Lantas bagaimana cara oknum tersebut melabui Lembaga pesantren?
Kerap kali yang menjadi incaran dari oknum tersebut adalah pesantren pesantren yang ada dipelosok, yang minim akan pengetahuan tentang prosedur pengajuan  bantuan pesantren tersebut.
Ini terjadi karena kurangnya sosialisasi dari pemerintah mengenai berlakunya atau terbentuknya UU N0. 18/2019 tentang pesantren ini, dan juga tidak ada bimbingan secara mendalam mengenai fasilitas-fasilitas yang sudah disediakan oleh pemerintah untuk pesantren
Mengenai pendirian Lembaga pesantren terdapat dalalm Bagian ke-2 pasal 6 menyebutkan, "pendirian pesantren harus didaftarkan pesantren harus memiliki izin dari Menteri." Seperti peraturan yang telah ditetapkan oleh KEMENAG Nomer 13 tahun 2018, "badan, institusi, dan organisasi wajib mendaftar sebagai badan hukum untuk dapat menerima dana pemerintah. Tidak terkecuali pesantren, pesantren yang mengajarkan kurikulum nasional sudah terdaftar."

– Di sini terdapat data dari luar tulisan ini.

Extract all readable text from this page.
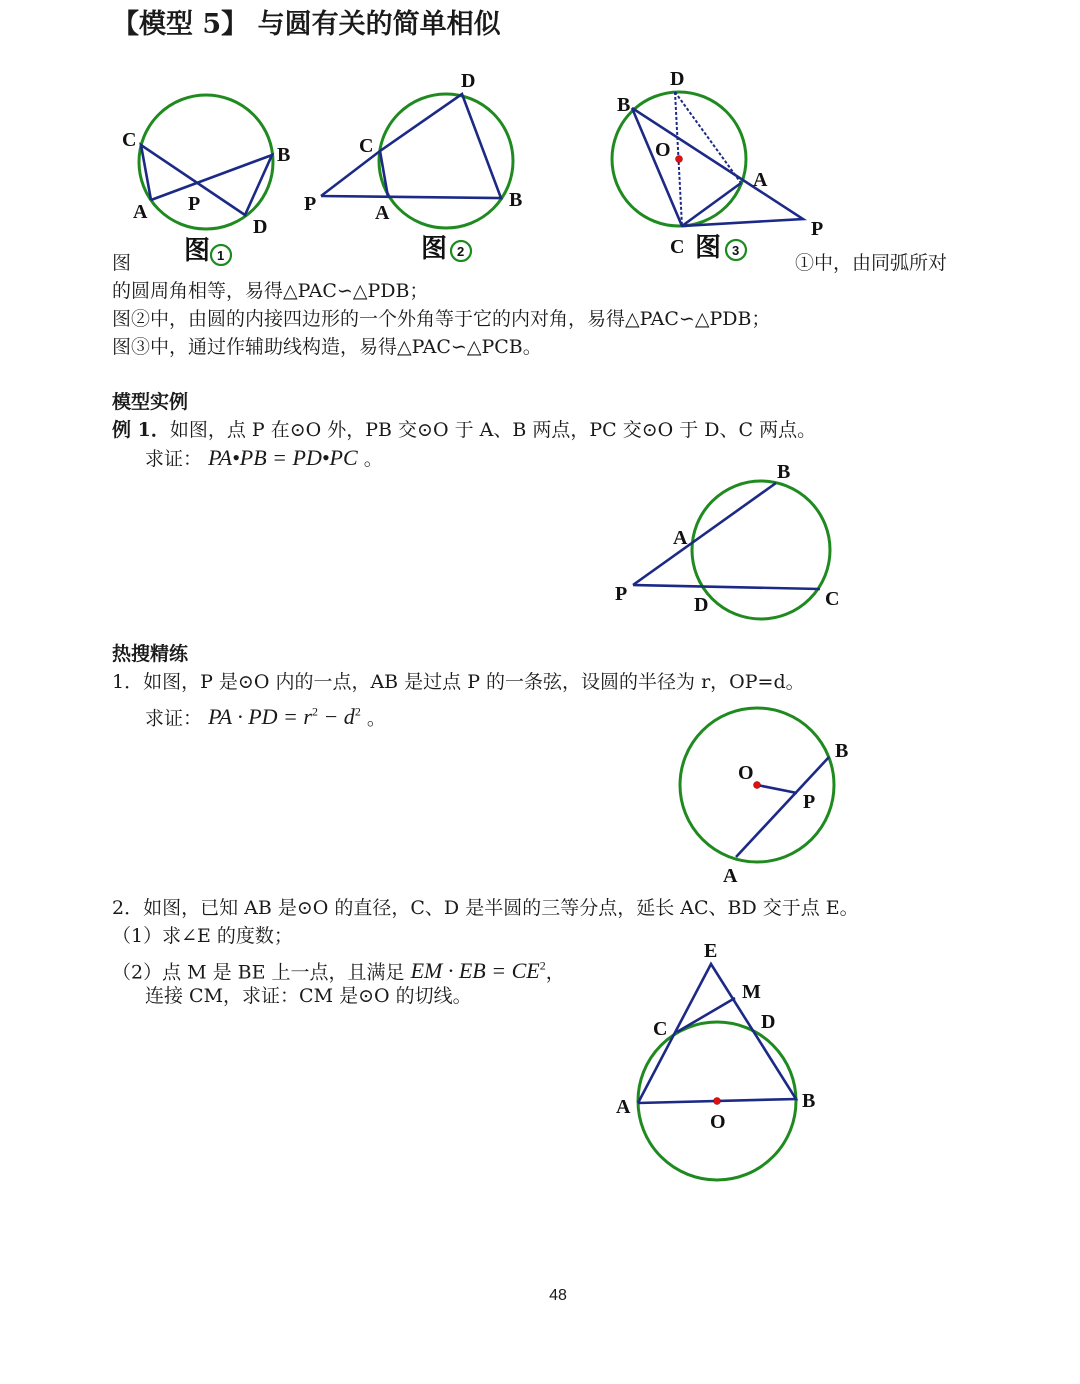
【模型 5】 与圆有关的简单相似
C
B
A P
D
图 1
D
C
B
P	A
图 2
D
B
O
A
P
C 图 3
图	①中，由同弧所对
的圆周角相等，易得△PAC∽△PDB；
图②中，由圆的内接四边形的一个外角等于它的内对角，易得△PAC∽△PDB；
图③中，通过作辅助线构造，易得△PAC∽△PCB。
模型实例
例 1．如图，点 P 在⊙O 外，PB 交⊙O 于 A、B 两点，PC 交⊙O 于 D、C 两点。
求证： PA•PB = PD•PC 。
B
A
P	D	C
热搜精练
1．如图，P 是⊙O 内的一点，AB 是过点 P 的一条弦，设圆的半径为 r，OP=d。
求证： PA · PD = $r^2 - d^2$ 。
B
O
P
A
2．如图，已知 AB 是⊙O 的直径，C、D 是半圆的三等分点，延长 AC、BD 交于点 E。
（1）求∠E 的度数；
（2）点 M 是 BE 上一点，且满足 EM · EB = $CE^2$，
连接 CM，求证：CM 是⊙O 的切线。
E
M
C	D
A	B
O
48
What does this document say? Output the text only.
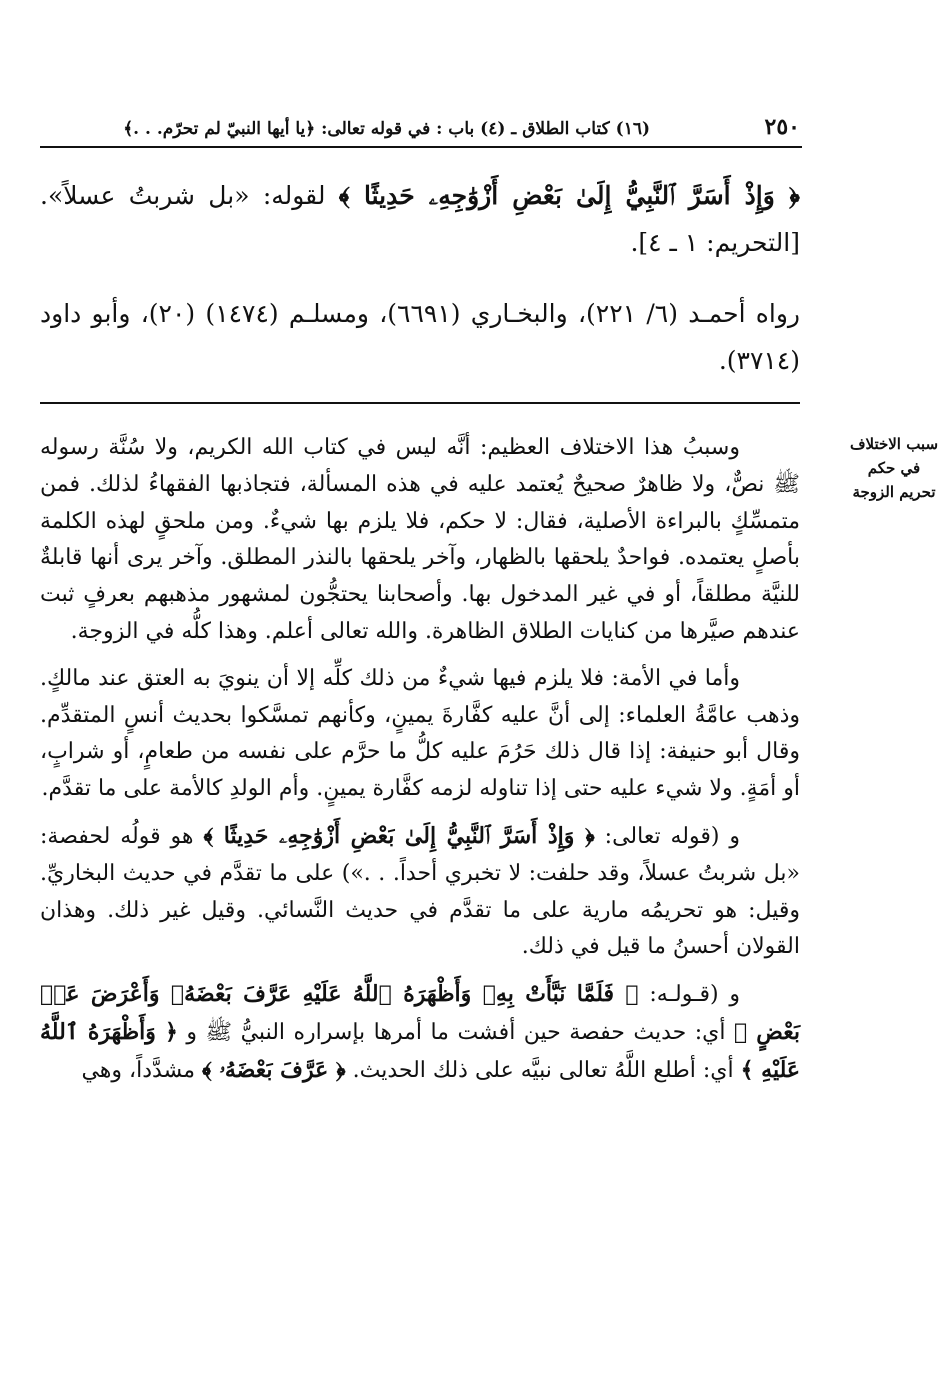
٢٥٠
(١٦) كتاب الطلاق ـ (٤) باب : في قوله تعالى: ﴿يا أيها النبيّ لم تحرّم. . .﴾
﴿ وَإِذْ أَسَرَّ ٱلنَّبِيُّ إِلَىٰ بَعْضِ أَزْوَٰجِهِۦ حَدِيثًا ﴾ لقوله: «بل شربتُ عسلاً». [التحريم: ١ ـ ٤].
رواه أحمـد (٦/ ٢٢١)، والبخـاري (٦٦٩١)، ومسلـم (١٤٧٤) (٢٠)، وأبو داود (٣٧١٤).
سبب الاختلاف في حكم تحريم الزوجة

وسببُ هذا الاختلاف العظيم: أنَّه ليس في كتاب الله الكريم، ولا سُنَّة رسوله ﷺ نصٌّ، ولا ظاهرٌ صحيحٌ يُعتمد عليه في هذه المسألة، فتجاذبها الفقهاءُ لذلك. فمن متمسِّكٍ بالبراءة الأصلية، فقال: لا حكم، فلا يلزم بها شيءٌ. ومن ملحقٍ لهذه الكلمة بأصلٍ يعتمده. فواحدٌ يلحقها بالظهار، وآخر يلحقها بالنذر المطلق. وآخر يرى أنها قابلةٌ للنيَّة مطلقاً، أو في غير المدخول بها. وأصحابنا يحتجُّون لمشهور مذهبهم بعرفٍ ثبت عندهم صيَّرها من كنايات الطلاق الظاهرة. والله تعالى أعلم. وهذا كلُّه في الزوجة.

وأما في الأمة: فلا يلزم فيها شيءٌ من ذلك كلِّه إلا أن ينويَ به العتق عند مالكٍ. وذهب عامَّةُ العلماء: إلى أنَّ عليه كفَّارةَ يمينٍ، وكأنهم تمسَّكوا بحديث أنسٍ المتقدِّم. وقال أبو حنيفة: إذا قال ذلك حَرُمَ عليه كلُّ ما حرَّم على نفسه من طعامٍ، أو شرابٍ، أو أمَةٍ. ولا شيء عليه حتى إذا تناوله لزمه كفَّارة يمينٍ. وأم الولدِ كالأمة على ما تقدَّم.

و (قوله تعالى: ﴿ وَإِذْ أَسَرَّ ٱلنَّبِيُّ إِلَىٰ بَعْضِ أَزْوَٰجِهِۦ حَدِيثًا ﴾ هو قولُه لحفصة: «بل شربتُ عسلاً، وقد حلفت: لا تخبري أحداً. . .») على ما تقدَّم في حديث البخاريِّ. وقيل: هو تحريمُه مارية على ما تقدَّم في حديث النَّسائي. وقيل غير ذلك. وهذان القولان أحسنُ ما قيل في ذلك.

و (قـولـه: ﴿ فَلَمَّا نَبَّأَتْ بِهِۦ وَأَظْهَرَهُ ٱللَّهُ عَلَيْهِ عَرَّفَ بَعْضَهُۥ وَأَعْرَضَ عَنۢ بَعْضٍ ﴾ أي: حديث حفصة حين أفشت ما أمرها بإسراره النبيُّ ﷺ و ﴿ وَأَظْهَرَهُ ٱللَّهُ عَلَيْهِ ﴾ أي: أطلع اللَّهُ تعالى نبيَّه على ذلك الحديث. ﴿ عَرَّفَ بَعْضَهُۥ ﴾ مشدَّداً، وهي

Namun secara umum masih banyak pesantren yang tidak mendaftarkan dirinya dalam pemerintah, dan jika tidak ada data dalam pemerintah maka pesantren tersebut "illegal". Sangat dikhawatirkan bahwa ada dampak besar akibat dari hal tersebut, padahal pesantren ini sebelumnya berdiri sendiri tanpa campur tangan pemerintah.